Acquis aux idées libérales, séduit par les démocraties occidentales, Émile Derlin Zinsou deviendra ensuite l’un des plus farouches opposants du général Mathieu Kérékou, qui a dirigé le pays de 1972 à 1991, puis de 1996 à 2006.

Accusé de « trahison », Emile Derlin Zinsou a été condamné pas moins de trois fois à la peine de mort sous le régime du général Kérékou. Chaque fois par contumace puisque depuis le milieu des années 1970, il vit en exil en France avec sa famille.

Ainsi, il n’assistera pas à son procès devant le tribunal révolutionnaire de Cotonou qui, le soir du 24 mai 1979 le condamne à la peine capitale pour son implication dans la tentative de coup d’État contre Kérékou, le 16 janvier 1977. Ce jour-là, un DC-7 chargés de mercenaires à la tête desquels se trouve le sulfureux Bob Denard a débarqué à l’aéroport de Cotonou. Le raid ne durera finalement que quelques heures.

Émile Derlin Zinsou rejette en bloc ces accusations. « Jamais on n’a réussi à prouver le moindre des reproches qui me sont adressés. Chaque fois que la situation devient intenable pour eux, les militaires de Cotonou ressortent la fable du complot zinsouiste, pour faire diversion », confie-t-il à l’époque à Jeune Afrique (numéro du 6 juin 1979).

Zinsou et la transition démocratique

L’opposant repose le pied au Bénin, après deux décennies d’exil à l’occasion de la Conférence nationale des forces vives de février 1990 à laquelle il est convié en qualité de « sage », en tant qu’ancien dirigeant.

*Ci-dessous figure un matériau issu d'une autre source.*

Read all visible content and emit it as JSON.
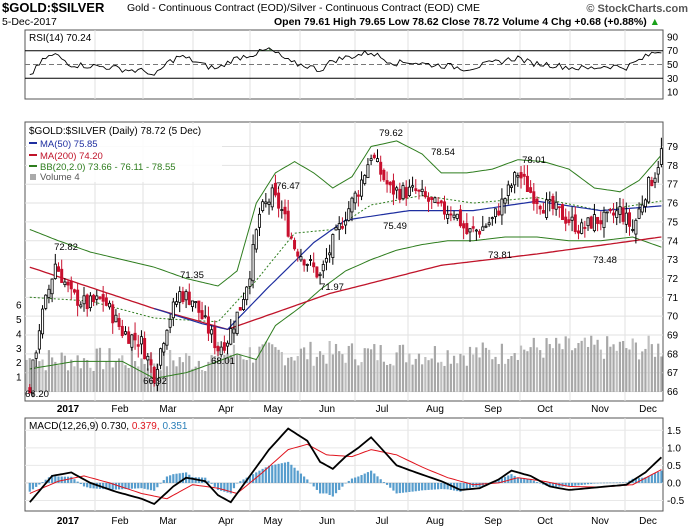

À partir de cet événement pionnier qui permit au Bénin d’achever sa transition démocratique, les relations entre les deux ennemis jurés s’améliorent. Le Émile Derlin Zinsou est même nommé conseiller spécial du général Kérékou lorsque ce dernier accède de nouveau au pouvoir à la suite de l’élection présidentielle du 18 mars 1996. Quelques mois plus tard, les deux hommes sont assis l’un en face de l’autre lors d’un dîner organisé en octobre 1996 par le ministère français des Affaires étrangères en l’honneur de Mathieu Kérékou. Le lendemain, c’est au tour de Zinsou de se voir remettre les insignes de la Grande-Croix de la Légion d’honneur des mains du président Jacques Chirac.